Das heisst aber nicht, dass in den Schulen nichts läuft. Schulbehörden, Schulleitungen und Lehrerschaft arbeiten mit Hochdruck daran, die Umstellung auf die neue Form von Schulbetrieb, den Fernunterricht, zu bewerkstelligen. In Affoltern organisiert ein Kriseninterventionsteam, bestehend aus Schulpflegemitgliedern, allen Schulleitungen, der Leitung der Tagesstruktur und einer Gruppe von Lehrpersonen, den Unterricht auf elektronischer Basis. Entsprechend den Vorgaben des Volksschulamts ist es daran, der Schülerschaft freiwillige Lernangebote in elektronischer Form zur Verfügung zu stellen. Derzeit sind Abklärungen bei allen Familien der rund 970 Schülerinnen und Schüler in Affoltern und Zwillikon darüber im Gange, wie sie ICT-mässig zu Hause ausgerüstet sind.

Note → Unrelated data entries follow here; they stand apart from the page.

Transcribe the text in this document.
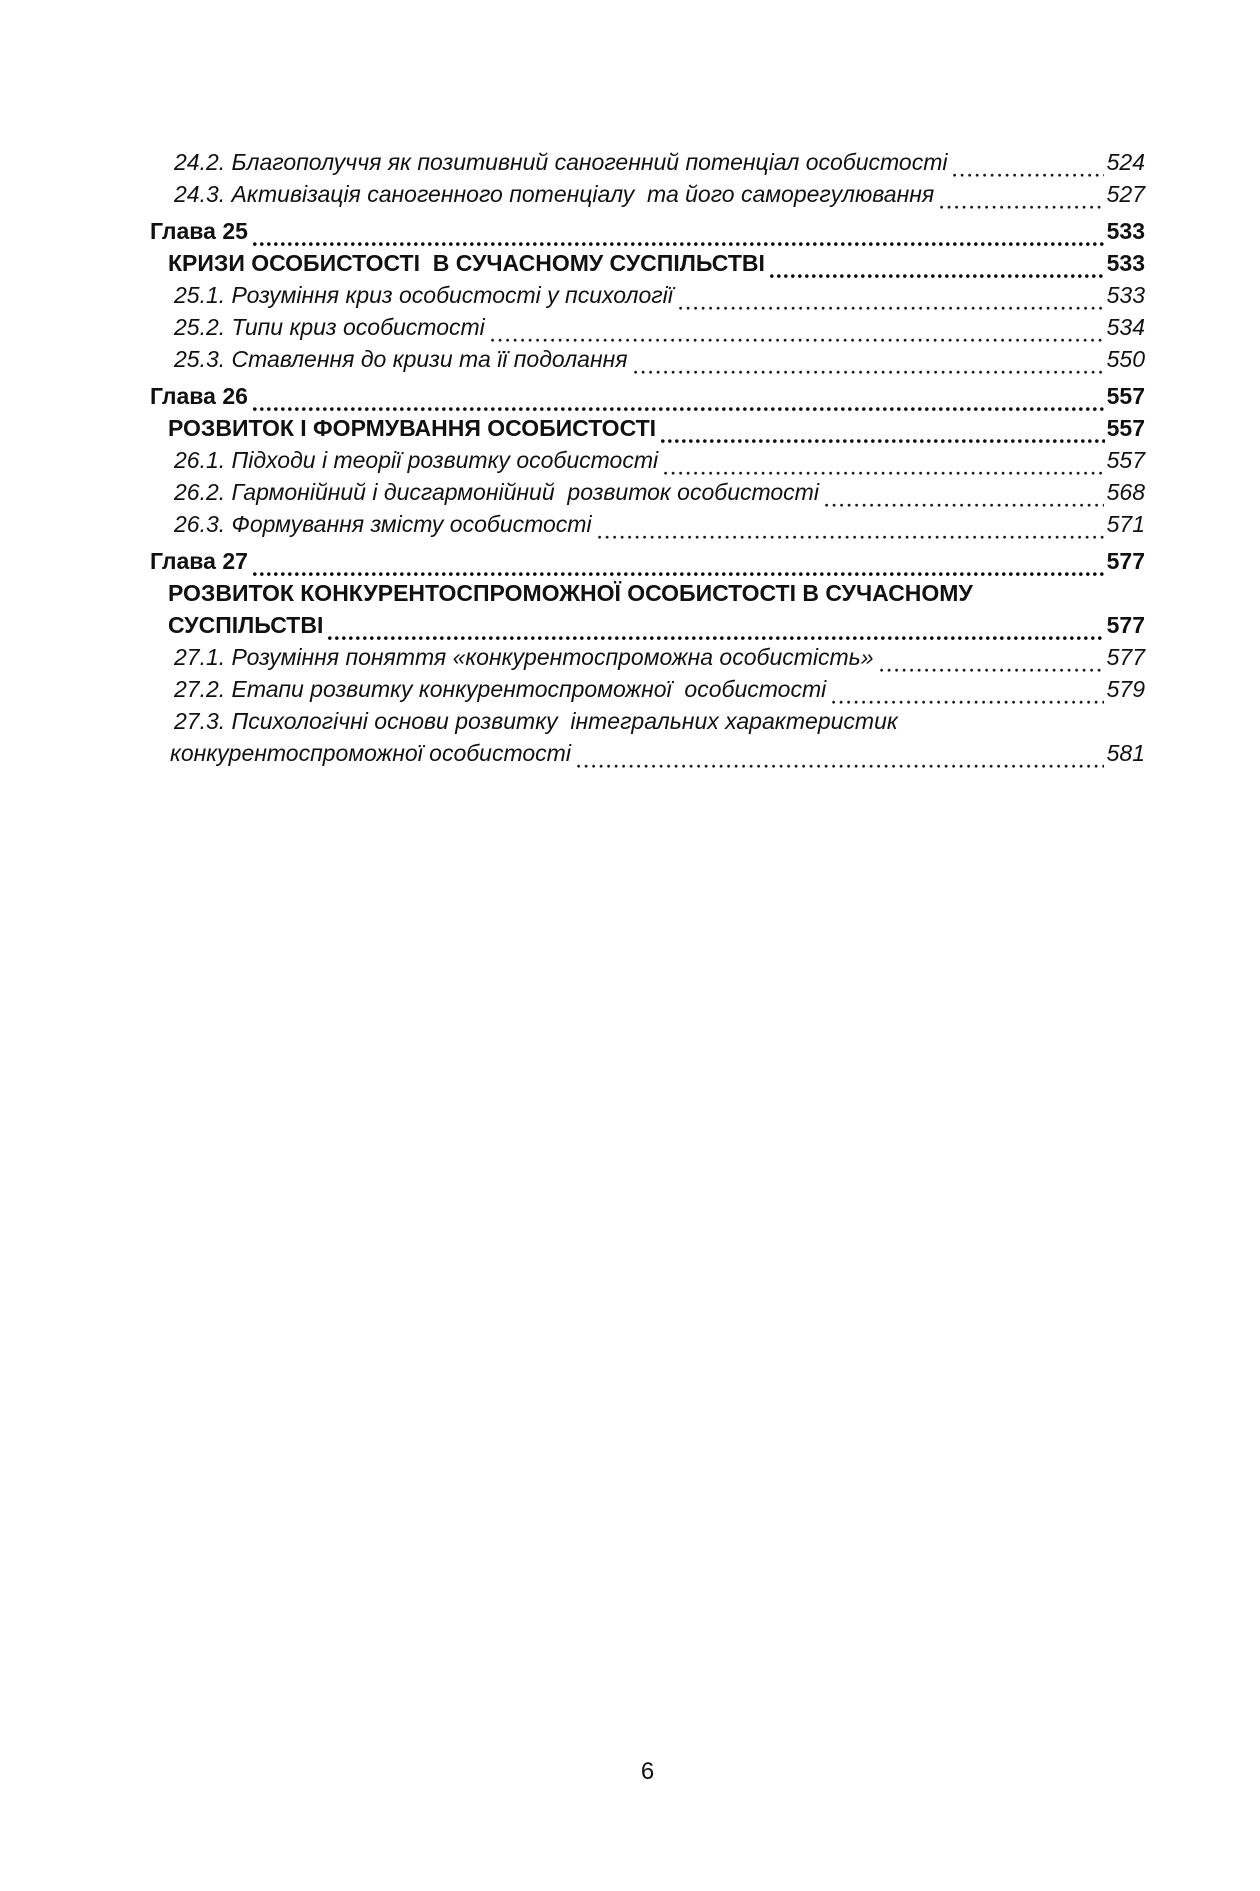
24.2. Благополуччя як позитивний саногенний потенціал особистості	524
24.3. Активізація саногенного потенціалу  та його саморегулювання	527
Глава 25	533
КРИЗИ ОСОБИСТОСТІ  В СУЧАСНОМУ СУСПІЛЬСТВІ	533
25.1. Розуміння криз особистості у психології	533
25.2. Типи криз особистості	534
25.3. Ставлення до кризи та її подолання	550
Глава 26	557
РОЗВИТОК І ФОРМУВАННЯ ОСОБИСТОСТІ	557
26.1. Підходи і теорії розвитку особистості	557
26.2. Гармонійний і дисгармонійний  розвиток особистості	568
26.3. Формування змісту особистості	571
Глава 27	577
РОЗВИТОК КОНКУРЕНТОСПРОМОЖНОЇ ОСОБИСТОСТІ В СУЧАСНОМУ
СУСПІЛЬСТВІ	577
27.1. Розуміння поняття «конкурентоспроможна особистість»	577
27.2. Етапи розвитку конкурентоспроможної  особистості	579
27.3. Психологічні основи розвитку  інтегральних характеристик
конкурентоспроможної особистості	581
6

Geachtet wird in Affoltern stark darauf, das Leben der Eltern etwas zu erleichtern. «In dieser Zeit sind die Eltern wahrlich sehr gefordert. Viele arbeiten von zu Hause aus und haben gleichzeitig ihre Kinder daheim. Der Schule ist es ein grosses Anliegen, sie in dieser Herausforderung bestmöglich zu unterstützen», sagt Doris Schwarz, Schulleiterin in Zwillikon. Die Klassenlehrpersonen tun dies etwa, indem sie bei jeder Familie vorbeigehen und die Arbeitsdossiers in den Briefkasten werfen oder sie per Mail mit Arbeitsunterlagen beliefern. Auch sind die Schulbehörden mit den Elternräten in Kontakt, um Vorschläge für Tagesstrukturen zu erarbeiten. Die Notfallbetreuung für Kinder, deren beide Eltern arbeiten müssen, sieht in Affoltern so aus, dass sie gemäss Stundenplan von Lehrpersonen in der Schule betreut, aber nicht beschult werden.
Offene Aufgabenstellungen
Auch in Knonau rüstet man sich für das «neue Schulzeitalter». In den vergangenen Tagen konnten die Schülerinnen und Schüler ihr Schulmaterial nach Hause holen. Mit Newslettern werden sie und ihre Eltern nun täglich über aktuelle Entwicklungen informiert und vorbereitet für den Fernunterricht. Am Dienstag wurde ein Video verschickt, das zeigt, wie sich die 270 Schulkinder von Knonau ihr Homeoffice einrichten können, um zu Hause gut und konzentriert zu arbeiten. Eingerichtet werden derzeit Webseiten für jede einzelne Klasse, in denen die Aufgaben für die Schülerschaft aufgeschaltet werden. «Das werden offene Aufgabenstellungen sein», beschreibt Schulleiter Jörg Berger die Zielsetzung, «vielfältige Übungen, in denen es ums Forschen, Entdecken, Recherchieren geht und in denen die Schüler sich selber Lösungswege erarbeiten sollen. Fächerübergreifende Aufgabenstellungen stehen im Vordergrund, auch in den Bereichen Singen, Musizieren, Zeichnen und Bewegung.» Es gehe nicht um das klassische Abarbeiten eines schulischen Wochenplans. Der Ansatz sei dabei völlig neu: «Für die Kinder wird das komplett neu sein, wenn sie mit ihren Eltern vor dem Computer sitzen und gemeinsam ihr individuelles Lernangebot aussuchen und zusammen einen Plan für den nächsten Tag erstellen werden. «Wir wollen auch die Eltern nicht überfordern», meint Berger. Diese müssten nun nicht die Lehrpersonen zu ersetzen versuchen oder Angst haben, dass ihre Kinder aufgrund des Wegfalls der Schulpräsenz im nächsten Schuljahr repetieren müssten.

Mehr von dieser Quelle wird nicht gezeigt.